Wednesday, October 19, 2005

Dan, Hyper-Active Man: Turf Fighting Man, Part 2

[This goes back to yesterday...]

But Dan began to enjoy the Turf Wars.

Defense wasn't enough: after the first year with a real budget, it's success proving Dan's point that his department had Worth to the company. Dan began to grow ambitious.

His department should be bigger.

And the way to bigger was Acquisition.

As with any organization, especially one of a certain size bigger than a job shop and smaller than a conglomerate, there are "stray" departments. These departments grew up out of a need --- for Facilities; for Maintenance; for the odd-'n-end Administrative job; and the occasional mini-department that was created for the Co-Partner's son 15 years ago, before that son went off to join a competitor company in Topeka. Most of these stray departments were leaderless - "leaderless" in the grand scheme of things that sees the need for something more than a competent staff with a strong Lead who knows what needs to be done and does it. No Supervisors, Managers or Directors.

Well, Dan argued persuasively, the flip side to that arrangement is that "things fall through the cracks" a lot of times. Oh, and they did. No denying that. There was also no denying that - without a better-organized central management - things fell through the cracks all over the place. But, still, Dan had made his point on the micro-management level and in one weak moment of budget review convinced the bean-counters to assign three of the strays to his department's budget responsibility.

Dan's department doubled in size.

And doubled in power. The IT Veep won't give network access to an outside field rep? NOW see how the IT Dept operates in half the space it once had - after the Facilities group under Dan's command re-designs the cubicles.

But Acquisition is only one part of Turf Wars. The best Defense is good Offense. Dan's Offense took place in the realm of ideas: an idea for everything. For everybody. In every department.

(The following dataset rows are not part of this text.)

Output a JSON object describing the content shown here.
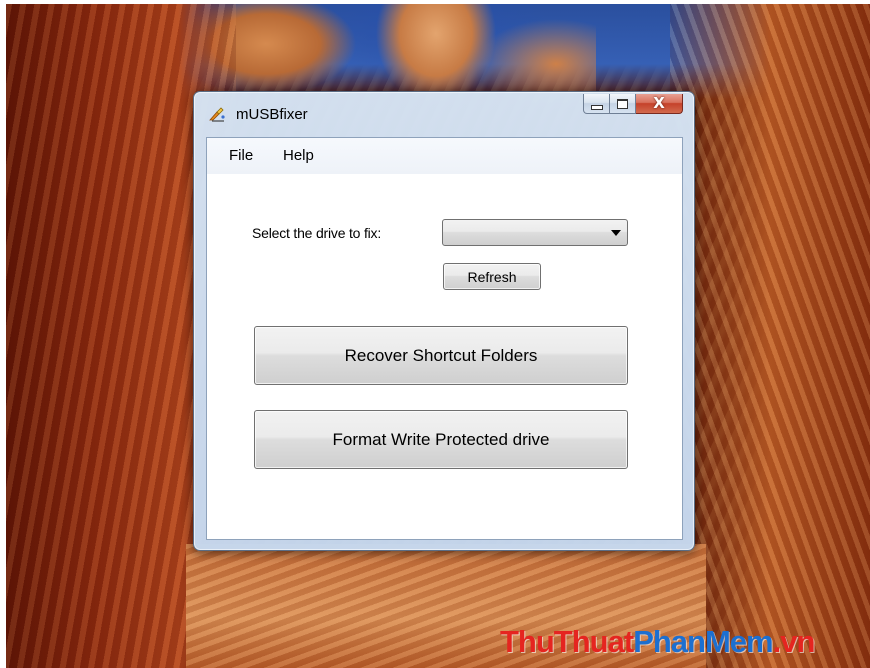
{
  "window": {
    "title": "mUSBfixer",
    "caption_buttons": {
      "minimize_icon": "minimize-icon",
      "maximize_icon": "maximize-icon",
      "close_icon": "close-icon",
      "close_glyph": "X"
    }
  },
  "menu": {
    "items": [
      {
        "label": "File"
      },
      {
        "label": "Help"
      }
    ]
  },
  "form": {
    "drive_label": "Select the drive to fix:",
    "drive_select_value": "",
    "refresh_label": "Refresh",
    "recover_label": "Recover Shortcut Folders",
    "format_label": "Format Write Protected drive"
  },
  "watermark": {
    "part1": "ThuThuat",
    "part2": "PhanMem",
    "part3": ".vn"
  },
  "colors": {
    "watermark_red": "#e52520",
    "watermark_blue": "#1c6fd0",
    "close_button": "#c5412a"
  }
}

The problem, since Dan was brought in to "straighten things out" and "shake things up," is that he is actually doing what the company told him to do --- originally. And, because Dan is also the Hyperactive Man, his energy is truly impressive. And and, because Dan the Hyperactive Boss Man is also smart and talented, his ideas are usually on the mark and first-rate.

And abrasive.

And intrusive.

And resented.

Dan is very much like Napoleon right now, winning battles right and left, reforming everything he touches, pushing the company forward. There are fewer and fewer allies every day, though. Every day.